Politik : Rechtsextremismus: Breites Bündnis gegen Gewalt gefordert

Nach neuen brutalen Übergriffen wächst in Deutschland die Forderung, den Rechtsextremismus mit einem breiten Bündnis aller gesellschaftlichen Kräfte zurückzudrängen. Einen Tag nach dem Sprengstoffanschlag von Düsseldorf, wo ein rechtsextremer Hintergrund nicht ausgeschlossen wurde, versicherte Bundesinnenminister Otto Schily (SPD) am Freitag, die Bundesregierung wolle den Kampf durch bessere Prävention und Verfolgung der Täter forcieren. Regierung und Zentralrat der Juden wollen zudem mit prominenten Künstlern und Sportlern eine Bewegung gegen Fremdenhass und Antisemitismus ins Leben rufen. Von Seiten der Grünen, aber auch aus der Türkischen Gemeinde in Deutschland kam indessen Kritik an der Haltung der SPD und der Regierung, die bislang zu zögerlich gewesen sei. Eine "gesellschaftliche Ächtung" von Rechtsextremisten verlangte PDS-Bundesgeschäftsführer Dietmar Bartsch.

Grünen-Chefin Künast warf in der "Frankfurter Rundschau" dem Koalitionspartner SPD vor, er zeige "bisweilen im Kampf um die Lufthoheit über den Stammtischen eine Zurückhaltung, die für die Bundesrepublik mittelfristig schädlich sein wird". Die Politik müsse zur Kenntnis nehmen, dass rechtsradikale Gruppen längst "terroristische Ansätze" zeigten. "Wir haben es mit Gruppen zu tun, die gemeingefährliche Straftaten begehen." Diese Ansicht war vor kurzem auch von Verfassungsschutzexperten geäußert worden. Der stellvertretende Vorsitzende der Türkischen Gemeinde, Safter Cinar, erklärte: "Die Politiker müssen endlich aufhören, rassistische Gewalt als statistisches Problem zu behandeln."

Schily erklärte, künftig sollen die verschiedenen Einzelprogramme der Regierung unter Federführung des Innenministeriums gebündelt werden. Vorbeugende Maßnahmen müssten jedoch vor Ort eingreifen, betonte er. Die Zahl rechtsradikaler Attacken sei zwar insgesamt rückläufig, die Vorfälle dürften jedoch nicht bagatellisiert werden.

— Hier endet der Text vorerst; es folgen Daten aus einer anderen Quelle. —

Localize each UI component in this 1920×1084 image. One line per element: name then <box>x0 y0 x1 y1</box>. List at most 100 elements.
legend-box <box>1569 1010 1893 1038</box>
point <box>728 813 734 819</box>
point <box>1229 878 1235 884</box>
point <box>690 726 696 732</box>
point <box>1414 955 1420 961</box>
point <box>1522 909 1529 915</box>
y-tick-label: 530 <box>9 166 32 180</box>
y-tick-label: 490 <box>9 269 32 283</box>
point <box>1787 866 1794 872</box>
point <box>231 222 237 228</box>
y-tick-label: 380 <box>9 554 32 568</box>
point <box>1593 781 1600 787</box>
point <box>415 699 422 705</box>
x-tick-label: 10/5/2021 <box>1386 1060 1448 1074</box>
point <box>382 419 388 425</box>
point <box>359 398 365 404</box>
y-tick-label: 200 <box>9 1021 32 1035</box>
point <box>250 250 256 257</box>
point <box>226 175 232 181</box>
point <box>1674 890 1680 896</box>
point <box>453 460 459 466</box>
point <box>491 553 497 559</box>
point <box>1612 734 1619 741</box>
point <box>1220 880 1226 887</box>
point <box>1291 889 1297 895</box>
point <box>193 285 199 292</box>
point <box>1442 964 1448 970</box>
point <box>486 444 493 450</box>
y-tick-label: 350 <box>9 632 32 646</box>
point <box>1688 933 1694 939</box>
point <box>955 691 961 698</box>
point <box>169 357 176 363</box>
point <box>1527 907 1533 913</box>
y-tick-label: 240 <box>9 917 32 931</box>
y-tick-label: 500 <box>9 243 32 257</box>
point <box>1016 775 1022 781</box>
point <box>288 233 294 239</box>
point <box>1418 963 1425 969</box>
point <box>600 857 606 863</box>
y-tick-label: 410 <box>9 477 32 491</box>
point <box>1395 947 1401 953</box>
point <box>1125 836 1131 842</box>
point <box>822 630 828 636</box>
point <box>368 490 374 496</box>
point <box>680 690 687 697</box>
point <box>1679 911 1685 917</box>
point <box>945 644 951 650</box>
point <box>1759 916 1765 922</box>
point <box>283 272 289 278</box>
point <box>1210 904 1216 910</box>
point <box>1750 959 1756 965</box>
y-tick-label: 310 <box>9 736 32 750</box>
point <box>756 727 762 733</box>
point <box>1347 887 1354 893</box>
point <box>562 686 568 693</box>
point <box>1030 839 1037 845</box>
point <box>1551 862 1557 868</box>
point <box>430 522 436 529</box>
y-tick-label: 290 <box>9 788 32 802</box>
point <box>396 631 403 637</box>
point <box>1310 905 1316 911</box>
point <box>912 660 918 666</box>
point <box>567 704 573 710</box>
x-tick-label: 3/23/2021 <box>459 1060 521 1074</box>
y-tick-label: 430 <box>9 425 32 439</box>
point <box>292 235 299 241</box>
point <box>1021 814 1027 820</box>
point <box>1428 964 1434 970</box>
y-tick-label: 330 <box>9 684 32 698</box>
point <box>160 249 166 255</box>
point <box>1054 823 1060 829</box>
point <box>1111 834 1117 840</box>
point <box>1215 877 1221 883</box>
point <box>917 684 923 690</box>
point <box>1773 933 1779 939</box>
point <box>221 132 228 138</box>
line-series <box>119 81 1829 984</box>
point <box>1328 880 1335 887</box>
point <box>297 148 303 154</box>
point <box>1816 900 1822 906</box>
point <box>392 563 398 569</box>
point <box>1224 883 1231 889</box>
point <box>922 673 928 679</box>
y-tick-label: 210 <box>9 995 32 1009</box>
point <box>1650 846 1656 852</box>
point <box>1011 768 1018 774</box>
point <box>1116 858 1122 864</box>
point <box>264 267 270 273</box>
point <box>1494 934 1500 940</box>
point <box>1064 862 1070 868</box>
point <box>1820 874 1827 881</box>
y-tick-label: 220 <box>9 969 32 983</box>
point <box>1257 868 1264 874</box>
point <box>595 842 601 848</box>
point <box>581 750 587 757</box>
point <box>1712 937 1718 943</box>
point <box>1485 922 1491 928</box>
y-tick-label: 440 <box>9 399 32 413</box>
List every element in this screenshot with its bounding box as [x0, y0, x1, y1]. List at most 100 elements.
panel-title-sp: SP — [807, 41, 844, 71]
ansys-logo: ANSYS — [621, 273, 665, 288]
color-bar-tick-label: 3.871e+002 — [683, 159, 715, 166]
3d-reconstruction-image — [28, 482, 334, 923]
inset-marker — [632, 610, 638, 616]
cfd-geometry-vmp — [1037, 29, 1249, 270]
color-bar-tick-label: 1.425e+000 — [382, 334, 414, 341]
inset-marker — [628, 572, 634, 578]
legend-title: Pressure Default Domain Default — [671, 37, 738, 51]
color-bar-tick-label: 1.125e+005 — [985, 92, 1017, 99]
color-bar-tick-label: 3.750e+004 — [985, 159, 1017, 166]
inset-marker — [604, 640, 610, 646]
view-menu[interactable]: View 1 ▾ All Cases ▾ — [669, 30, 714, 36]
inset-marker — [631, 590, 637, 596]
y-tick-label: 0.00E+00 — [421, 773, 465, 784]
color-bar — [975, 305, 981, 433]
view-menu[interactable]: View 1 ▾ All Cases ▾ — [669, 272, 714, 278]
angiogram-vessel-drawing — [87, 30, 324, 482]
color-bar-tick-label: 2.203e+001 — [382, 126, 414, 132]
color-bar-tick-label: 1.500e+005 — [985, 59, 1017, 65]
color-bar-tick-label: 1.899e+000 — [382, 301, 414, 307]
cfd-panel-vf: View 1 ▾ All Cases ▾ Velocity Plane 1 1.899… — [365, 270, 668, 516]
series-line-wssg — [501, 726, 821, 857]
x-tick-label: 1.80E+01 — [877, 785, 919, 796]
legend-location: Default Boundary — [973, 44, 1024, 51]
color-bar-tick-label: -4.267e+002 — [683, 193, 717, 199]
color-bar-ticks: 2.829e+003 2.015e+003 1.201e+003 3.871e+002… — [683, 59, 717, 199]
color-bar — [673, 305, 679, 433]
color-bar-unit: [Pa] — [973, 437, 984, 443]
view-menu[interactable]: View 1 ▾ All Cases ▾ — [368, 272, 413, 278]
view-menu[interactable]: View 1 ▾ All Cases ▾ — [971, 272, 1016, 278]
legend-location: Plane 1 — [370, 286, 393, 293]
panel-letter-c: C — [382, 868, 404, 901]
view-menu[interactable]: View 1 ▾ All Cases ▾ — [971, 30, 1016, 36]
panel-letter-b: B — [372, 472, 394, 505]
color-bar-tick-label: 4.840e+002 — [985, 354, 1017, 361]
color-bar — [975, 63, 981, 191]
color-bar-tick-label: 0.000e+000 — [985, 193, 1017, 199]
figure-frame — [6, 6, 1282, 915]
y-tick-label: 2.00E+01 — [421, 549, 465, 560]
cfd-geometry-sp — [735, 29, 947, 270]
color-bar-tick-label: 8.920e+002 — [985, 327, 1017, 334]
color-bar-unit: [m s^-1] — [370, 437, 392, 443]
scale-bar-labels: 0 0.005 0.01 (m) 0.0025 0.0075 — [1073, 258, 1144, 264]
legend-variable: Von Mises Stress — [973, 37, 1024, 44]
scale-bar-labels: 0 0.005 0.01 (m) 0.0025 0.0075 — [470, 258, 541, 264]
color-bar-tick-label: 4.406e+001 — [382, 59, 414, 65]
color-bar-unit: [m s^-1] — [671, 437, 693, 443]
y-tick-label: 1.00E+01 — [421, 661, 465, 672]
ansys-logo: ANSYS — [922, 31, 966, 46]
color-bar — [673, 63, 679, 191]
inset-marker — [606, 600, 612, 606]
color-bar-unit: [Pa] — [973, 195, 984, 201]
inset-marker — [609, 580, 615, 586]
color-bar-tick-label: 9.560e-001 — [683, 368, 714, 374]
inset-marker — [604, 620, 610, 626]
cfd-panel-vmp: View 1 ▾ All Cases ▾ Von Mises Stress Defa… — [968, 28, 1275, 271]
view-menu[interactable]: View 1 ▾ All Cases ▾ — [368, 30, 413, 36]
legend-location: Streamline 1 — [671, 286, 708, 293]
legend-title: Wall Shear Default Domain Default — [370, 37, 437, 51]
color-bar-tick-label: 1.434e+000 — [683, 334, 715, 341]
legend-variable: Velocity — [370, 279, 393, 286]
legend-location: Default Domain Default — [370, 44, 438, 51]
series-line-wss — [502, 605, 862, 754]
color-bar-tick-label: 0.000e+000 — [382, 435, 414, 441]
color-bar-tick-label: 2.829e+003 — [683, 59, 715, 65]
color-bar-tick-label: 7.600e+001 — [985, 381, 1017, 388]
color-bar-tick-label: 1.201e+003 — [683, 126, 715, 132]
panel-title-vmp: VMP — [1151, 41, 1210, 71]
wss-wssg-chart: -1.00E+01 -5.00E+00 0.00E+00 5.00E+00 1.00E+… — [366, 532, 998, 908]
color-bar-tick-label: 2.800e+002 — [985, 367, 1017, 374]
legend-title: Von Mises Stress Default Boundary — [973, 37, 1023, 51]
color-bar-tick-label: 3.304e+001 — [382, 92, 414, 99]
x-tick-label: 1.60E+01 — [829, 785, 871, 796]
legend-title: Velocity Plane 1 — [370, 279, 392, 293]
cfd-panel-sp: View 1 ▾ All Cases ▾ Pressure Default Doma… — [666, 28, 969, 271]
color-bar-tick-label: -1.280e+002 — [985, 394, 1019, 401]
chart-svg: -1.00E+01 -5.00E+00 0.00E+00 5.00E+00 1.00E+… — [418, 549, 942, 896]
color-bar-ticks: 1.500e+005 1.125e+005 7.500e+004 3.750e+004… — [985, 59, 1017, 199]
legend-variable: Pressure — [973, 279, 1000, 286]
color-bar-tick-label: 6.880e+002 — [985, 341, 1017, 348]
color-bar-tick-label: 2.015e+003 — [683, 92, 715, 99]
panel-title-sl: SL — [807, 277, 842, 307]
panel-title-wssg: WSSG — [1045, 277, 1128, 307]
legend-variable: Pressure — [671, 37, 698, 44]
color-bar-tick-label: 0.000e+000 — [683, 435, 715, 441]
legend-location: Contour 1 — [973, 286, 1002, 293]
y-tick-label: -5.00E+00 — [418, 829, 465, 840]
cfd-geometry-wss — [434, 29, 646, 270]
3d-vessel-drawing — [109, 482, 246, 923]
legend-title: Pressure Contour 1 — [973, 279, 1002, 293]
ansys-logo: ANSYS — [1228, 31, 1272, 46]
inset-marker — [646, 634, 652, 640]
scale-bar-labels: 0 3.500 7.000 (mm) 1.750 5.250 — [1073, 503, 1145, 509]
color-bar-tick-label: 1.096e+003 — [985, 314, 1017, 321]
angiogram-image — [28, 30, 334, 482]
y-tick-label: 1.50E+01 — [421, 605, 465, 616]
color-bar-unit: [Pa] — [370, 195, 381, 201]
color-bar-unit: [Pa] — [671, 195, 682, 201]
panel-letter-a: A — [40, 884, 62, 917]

In Schwerin äußerte der Innenminister von Mecklenburg-Vorpommern, Gottfried Timm (SPD), er halte in seinem Land jeden dritten Jugendlichen empfänglich für Rechtsextremismus. Es sei deshalb wichtig, sich mit diesen Jugendlichen kritisch auseinander zu setzen. Dazu bedürfe es aller gesellschaftlichen Kräfte, betonte der Minister. Gleichgültigkeit müsse durchbrochen werden. In den vergangenen zehn Jahren seien mehr als 100 Menschen bundesweit durch rechtsextremistische Gewalttaten ums Leben gekommen. Die Neonazi-Szene sei vor allem in Norddeutschland sehr vernetzt.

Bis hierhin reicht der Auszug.